ノア様は本を読んでいる。仕事の本ではなく、旅の随筆だった。彼も最初は落ち着かないようだったが、私より早く休暇に適応したらしい。
「何もしない練習も、技術です」
彼は言った。
「難しい技術です」
「最初は五分から」
「救助訓練のようですね」
「近いかもしれません。止まる訓練です」
私たちは、五分間何もしないことにした。
窓の外の湯煙を見る。
鳥の声を聞く。
湯飲みの温かさを感じる。
三分ほどで、私は机がないことに気づいて落ち着かなくなった。
「今、作業台の配置を考えましたね」
ノア様が言う。
「少しだけ」
「五分、やり直しです」
厳しい。
けれど、何もしない練習を繰り返すうちに、少しずつ体の力が抜けていった。
午後、温泉に入った。
湯は柔らかく、指先の細かい傷にじんわり染みた。
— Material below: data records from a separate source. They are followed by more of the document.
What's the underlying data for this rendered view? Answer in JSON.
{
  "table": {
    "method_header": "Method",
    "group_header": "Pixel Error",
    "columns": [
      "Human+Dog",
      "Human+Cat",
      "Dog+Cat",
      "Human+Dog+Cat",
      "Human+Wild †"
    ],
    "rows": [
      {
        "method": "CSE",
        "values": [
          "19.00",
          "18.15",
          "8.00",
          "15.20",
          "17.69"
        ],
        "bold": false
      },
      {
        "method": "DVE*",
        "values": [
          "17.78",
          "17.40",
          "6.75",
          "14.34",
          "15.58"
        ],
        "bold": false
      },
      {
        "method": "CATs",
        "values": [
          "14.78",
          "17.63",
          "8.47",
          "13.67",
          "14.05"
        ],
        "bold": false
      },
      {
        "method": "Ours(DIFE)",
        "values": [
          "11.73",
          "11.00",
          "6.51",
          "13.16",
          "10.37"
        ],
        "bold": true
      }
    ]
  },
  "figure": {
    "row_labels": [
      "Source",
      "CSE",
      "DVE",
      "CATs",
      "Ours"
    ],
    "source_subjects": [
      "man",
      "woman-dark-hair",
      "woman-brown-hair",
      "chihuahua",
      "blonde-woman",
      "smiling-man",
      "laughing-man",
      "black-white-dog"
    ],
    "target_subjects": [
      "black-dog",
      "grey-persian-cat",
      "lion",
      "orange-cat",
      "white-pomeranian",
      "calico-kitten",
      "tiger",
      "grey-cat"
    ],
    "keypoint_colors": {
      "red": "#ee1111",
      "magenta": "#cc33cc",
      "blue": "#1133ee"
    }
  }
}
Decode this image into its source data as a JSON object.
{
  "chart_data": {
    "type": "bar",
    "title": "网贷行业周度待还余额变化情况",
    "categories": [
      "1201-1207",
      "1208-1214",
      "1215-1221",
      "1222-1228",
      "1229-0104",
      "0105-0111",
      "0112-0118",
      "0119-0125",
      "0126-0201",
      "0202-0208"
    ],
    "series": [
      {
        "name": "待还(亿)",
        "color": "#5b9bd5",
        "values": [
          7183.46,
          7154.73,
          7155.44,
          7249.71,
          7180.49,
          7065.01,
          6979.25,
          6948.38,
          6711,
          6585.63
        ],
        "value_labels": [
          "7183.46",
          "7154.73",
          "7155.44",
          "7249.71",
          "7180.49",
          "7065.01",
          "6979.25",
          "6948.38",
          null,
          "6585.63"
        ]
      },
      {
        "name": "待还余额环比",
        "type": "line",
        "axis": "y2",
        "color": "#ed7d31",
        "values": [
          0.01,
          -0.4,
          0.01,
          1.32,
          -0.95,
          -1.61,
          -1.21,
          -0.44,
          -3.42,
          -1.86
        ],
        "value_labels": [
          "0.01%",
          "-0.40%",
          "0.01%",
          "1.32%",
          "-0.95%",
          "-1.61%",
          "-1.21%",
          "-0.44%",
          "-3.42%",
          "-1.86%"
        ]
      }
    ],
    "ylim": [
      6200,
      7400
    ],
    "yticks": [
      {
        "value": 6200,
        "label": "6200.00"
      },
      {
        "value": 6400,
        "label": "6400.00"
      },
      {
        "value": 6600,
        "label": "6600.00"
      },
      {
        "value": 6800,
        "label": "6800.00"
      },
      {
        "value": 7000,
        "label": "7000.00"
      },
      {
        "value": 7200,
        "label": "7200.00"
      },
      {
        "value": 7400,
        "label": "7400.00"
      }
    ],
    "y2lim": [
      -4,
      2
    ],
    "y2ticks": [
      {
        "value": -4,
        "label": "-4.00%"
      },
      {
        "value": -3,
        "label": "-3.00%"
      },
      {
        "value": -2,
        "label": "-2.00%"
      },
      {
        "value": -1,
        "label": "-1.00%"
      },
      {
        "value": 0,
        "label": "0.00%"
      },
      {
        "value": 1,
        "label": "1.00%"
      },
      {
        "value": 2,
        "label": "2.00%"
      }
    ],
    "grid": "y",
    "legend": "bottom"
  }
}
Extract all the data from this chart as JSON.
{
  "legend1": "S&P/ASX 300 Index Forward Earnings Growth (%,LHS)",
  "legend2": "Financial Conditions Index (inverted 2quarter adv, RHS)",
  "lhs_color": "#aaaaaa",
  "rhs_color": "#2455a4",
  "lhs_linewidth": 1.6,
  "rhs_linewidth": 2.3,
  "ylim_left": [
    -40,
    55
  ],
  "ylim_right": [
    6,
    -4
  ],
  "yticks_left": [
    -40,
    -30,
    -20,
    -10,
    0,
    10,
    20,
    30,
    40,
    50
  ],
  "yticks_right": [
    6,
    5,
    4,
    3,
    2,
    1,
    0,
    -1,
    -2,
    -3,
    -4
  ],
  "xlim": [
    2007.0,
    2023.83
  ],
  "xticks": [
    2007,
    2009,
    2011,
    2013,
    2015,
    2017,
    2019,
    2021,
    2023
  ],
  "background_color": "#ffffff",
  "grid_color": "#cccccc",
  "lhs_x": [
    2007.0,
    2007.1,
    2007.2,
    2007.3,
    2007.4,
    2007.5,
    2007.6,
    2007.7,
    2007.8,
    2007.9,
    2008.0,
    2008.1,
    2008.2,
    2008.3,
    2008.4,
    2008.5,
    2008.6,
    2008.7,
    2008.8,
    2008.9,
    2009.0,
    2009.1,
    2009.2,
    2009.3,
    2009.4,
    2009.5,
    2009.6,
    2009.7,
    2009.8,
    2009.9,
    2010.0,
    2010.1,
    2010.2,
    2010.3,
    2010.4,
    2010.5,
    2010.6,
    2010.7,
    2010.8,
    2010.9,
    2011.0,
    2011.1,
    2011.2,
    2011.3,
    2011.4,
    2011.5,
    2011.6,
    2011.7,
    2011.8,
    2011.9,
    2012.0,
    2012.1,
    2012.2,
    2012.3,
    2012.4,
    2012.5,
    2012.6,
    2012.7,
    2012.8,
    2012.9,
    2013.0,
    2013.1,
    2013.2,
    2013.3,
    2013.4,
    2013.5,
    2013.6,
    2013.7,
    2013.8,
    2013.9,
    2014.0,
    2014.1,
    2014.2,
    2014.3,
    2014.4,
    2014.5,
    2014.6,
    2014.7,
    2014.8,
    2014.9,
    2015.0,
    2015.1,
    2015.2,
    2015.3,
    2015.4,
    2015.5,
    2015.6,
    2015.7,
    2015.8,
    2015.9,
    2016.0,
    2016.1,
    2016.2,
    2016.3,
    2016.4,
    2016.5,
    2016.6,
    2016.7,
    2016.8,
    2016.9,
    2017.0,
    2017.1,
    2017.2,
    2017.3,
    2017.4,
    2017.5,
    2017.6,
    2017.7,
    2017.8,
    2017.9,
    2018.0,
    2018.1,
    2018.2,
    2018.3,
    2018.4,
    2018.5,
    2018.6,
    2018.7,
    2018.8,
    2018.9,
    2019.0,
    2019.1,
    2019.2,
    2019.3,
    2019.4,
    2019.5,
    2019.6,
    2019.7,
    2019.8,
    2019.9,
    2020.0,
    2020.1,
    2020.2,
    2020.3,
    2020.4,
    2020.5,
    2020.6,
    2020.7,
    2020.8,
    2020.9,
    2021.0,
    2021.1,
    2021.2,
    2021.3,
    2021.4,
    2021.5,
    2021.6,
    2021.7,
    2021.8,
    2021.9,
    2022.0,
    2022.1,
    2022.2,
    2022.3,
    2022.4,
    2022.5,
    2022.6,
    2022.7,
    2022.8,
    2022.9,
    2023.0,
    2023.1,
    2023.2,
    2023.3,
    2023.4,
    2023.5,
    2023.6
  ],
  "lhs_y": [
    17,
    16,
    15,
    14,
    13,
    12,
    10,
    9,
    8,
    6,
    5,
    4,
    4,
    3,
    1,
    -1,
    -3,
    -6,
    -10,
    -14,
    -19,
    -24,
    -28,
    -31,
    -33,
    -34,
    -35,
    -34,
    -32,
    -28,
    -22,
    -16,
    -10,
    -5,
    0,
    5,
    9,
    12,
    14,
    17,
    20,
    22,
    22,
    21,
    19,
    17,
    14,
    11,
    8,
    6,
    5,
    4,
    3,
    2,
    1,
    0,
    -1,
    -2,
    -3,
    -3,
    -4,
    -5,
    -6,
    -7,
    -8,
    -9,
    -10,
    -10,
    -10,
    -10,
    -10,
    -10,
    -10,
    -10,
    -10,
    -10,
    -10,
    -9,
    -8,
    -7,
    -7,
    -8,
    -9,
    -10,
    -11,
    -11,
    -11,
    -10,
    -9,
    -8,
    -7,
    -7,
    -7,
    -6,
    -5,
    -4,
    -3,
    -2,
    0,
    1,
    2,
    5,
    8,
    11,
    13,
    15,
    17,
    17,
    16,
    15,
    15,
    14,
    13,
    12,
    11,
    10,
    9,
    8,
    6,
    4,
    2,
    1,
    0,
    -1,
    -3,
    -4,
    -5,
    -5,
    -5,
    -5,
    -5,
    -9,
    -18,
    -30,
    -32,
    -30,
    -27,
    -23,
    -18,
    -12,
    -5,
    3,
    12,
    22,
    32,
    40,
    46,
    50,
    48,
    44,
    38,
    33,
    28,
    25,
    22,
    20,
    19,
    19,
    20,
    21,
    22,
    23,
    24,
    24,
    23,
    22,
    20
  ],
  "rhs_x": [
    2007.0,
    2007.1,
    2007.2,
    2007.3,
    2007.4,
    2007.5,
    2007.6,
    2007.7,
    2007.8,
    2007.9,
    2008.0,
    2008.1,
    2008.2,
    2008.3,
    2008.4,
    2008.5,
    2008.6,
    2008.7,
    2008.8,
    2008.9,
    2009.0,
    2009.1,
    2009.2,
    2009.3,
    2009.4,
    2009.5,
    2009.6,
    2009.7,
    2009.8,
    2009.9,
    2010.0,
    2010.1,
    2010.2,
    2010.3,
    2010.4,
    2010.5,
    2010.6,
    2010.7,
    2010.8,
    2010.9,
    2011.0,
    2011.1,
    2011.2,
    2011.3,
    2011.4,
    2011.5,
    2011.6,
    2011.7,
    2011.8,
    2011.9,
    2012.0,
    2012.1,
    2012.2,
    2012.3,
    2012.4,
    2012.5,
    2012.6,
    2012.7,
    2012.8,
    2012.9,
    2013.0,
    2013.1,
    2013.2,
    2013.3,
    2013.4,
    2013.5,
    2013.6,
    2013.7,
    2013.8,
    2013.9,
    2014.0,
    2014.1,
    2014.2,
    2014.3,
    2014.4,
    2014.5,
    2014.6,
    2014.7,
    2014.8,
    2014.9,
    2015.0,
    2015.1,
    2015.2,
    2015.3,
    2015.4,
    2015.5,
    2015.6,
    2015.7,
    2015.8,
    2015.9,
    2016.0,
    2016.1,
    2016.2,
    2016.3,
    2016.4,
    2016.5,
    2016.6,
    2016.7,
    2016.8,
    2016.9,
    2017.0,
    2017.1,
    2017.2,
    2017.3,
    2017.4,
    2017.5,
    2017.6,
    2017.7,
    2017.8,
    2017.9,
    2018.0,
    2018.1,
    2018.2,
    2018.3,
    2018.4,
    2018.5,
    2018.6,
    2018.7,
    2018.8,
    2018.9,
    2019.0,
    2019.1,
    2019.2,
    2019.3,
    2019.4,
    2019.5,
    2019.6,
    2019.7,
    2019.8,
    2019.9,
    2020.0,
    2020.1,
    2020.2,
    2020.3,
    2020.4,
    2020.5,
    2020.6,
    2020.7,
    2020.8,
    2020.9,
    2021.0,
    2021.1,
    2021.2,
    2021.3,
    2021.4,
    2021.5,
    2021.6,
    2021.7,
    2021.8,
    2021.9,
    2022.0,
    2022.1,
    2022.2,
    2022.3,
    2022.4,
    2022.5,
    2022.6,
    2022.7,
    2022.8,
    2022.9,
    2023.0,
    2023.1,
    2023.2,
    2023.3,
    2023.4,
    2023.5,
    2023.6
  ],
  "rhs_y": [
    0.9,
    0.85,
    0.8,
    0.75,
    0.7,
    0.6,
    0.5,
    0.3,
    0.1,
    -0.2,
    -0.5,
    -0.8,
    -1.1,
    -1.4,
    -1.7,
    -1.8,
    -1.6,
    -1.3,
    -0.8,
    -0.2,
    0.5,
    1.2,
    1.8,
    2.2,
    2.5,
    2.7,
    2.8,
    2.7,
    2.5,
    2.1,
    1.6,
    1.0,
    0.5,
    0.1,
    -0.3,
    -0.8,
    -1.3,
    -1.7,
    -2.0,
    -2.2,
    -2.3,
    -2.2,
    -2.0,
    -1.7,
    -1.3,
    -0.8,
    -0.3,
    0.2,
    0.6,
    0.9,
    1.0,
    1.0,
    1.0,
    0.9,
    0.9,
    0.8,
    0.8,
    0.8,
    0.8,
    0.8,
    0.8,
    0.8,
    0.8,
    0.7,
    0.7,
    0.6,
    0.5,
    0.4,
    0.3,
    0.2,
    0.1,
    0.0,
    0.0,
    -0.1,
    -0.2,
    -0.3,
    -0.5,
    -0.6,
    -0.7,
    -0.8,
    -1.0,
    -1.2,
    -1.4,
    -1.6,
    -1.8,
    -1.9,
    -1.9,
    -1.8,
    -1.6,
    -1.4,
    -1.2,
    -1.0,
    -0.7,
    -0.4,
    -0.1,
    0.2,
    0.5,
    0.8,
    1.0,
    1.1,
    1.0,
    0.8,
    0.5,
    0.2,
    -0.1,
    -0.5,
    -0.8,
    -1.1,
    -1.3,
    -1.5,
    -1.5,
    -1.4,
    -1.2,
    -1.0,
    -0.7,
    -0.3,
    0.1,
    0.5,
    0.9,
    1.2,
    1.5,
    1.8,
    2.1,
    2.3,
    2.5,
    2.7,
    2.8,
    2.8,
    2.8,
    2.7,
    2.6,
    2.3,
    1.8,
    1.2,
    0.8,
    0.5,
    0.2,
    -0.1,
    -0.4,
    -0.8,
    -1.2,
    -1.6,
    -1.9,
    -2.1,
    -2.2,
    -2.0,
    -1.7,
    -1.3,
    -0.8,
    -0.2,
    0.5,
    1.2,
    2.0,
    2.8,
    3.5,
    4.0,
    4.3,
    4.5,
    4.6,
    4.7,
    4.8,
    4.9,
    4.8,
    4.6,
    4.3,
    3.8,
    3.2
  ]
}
針を持つ手、糸を握る指、救助布の銀糸で痛めた爪。自分の体がこれほど働いていたのだと、湯の中でようやく分かった。
湯上がりに、私はノア様へ言った。
「休むと、痛かったところに気づきます」
「はい」
「だから、忙しい人は休みたがらないのかもしれません。痛みに気づくから」
ノア様は、少しだけ驚いた顔をした。
「それは、いい記録ですね」
「書きたいです」
「帰ってから」
「はい」
夜、宿の庭に小さな灯りが並んだ。
救助の灯りではない。
ただ、足元を照らすための灯りだ。
私はノア様と並んで歩いた。何かを調べるためではなく、目的地へ急ぐためでもなく、ただ歩く。
「こういう時間も、必要ですね」
私が言うと、ノア様はうなずいた。
「必要です」
「でも、帰ったら温泉地用の救助布を考えたいです。湯気で視界が悪い場所や、滑りやすい床に」
「一日目にして、もう用途を見つけましたか」
「見つけてしまいました」
ノア様は笑った。
「では、帰ってから。今は、灯りを見ましょう」
私はうなずいた。
灯りは、赤くない。
停止糸でも、救助の合図でもない。
ただ、夜の道を歩くための小さな光。
何もしない練習は、まだ難しい。
けれど、私はその夜、針を持たずに眠った。